Un dollar plus faible contribue également à assouplir les conditions financières globales, en réduisant les coûts d’importation et en soutenant les devises des pays exportateurs de matières premières, comme le dollar australien et le dollar canadien.
Les marchés se tourneront désormais vers les chiffres des demandes d’allocations chômage et des commandes de biens durables, qui seront publiés jeudi à 15h30 GMT. Une augmentation des demandes d’allocations ou des données plus faibles sur les dépenses d’investissement renforceraient les arguments en faveur d’une baisse des taux en décembre, maintenant ainsi la pression sur le dollar. Dans ce scénario, l’indice DXY pourrait tester le seuil de 99,25 (99,50).
Un scénario alternatif se dessine si le marché du travail se montre résilient. Des demandes d’allocations chômage contenues et des commandes de biens durables supérieures aux attentes pourraient amener les marchés à reconsidérer le calendrier et l’ampleur de l’assouplissement monétaire, stabilisant ainsi le dollar autour de ses niveaux actuels. Cela limiterait les gains de l’euro, de l’euro et des devises liées aux matières premières.

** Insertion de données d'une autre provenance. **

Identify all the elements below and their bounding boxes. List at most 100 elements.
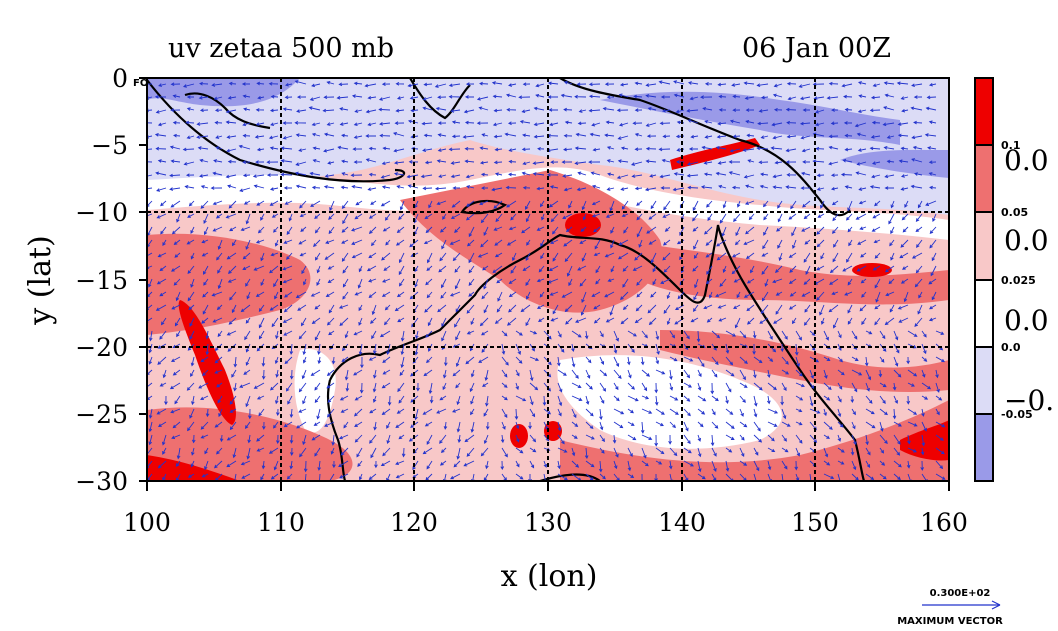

À plus long terme, la rapidité avec laquelle la Fed passera de la signalisation à la mise en œuvre de sa politique monétaire sera déterminante. Une baisse des taux en décembre ancrerait la prochaine phase de réalignement monétaire et ouvrirait la voie aux flux de capitaux en 2025.
En conclusion, un dollar américain plus faible est en train de devenir un thème tactique avant la réunion de décembre, favorisant un positionnement sélectif sur les devises à haut rendement et sensibles aux matières premières. Le principal risque pour cette perspective reste la robustesse du marché du travail, qui pourrait remettre en question les anticipations de baisse des taux et inverser rapidement la tendance du dollar. Les investisseurs doivent donc surveiller de près les données économiques et les différentiels de rendement avant de prendre des positions directionnelles.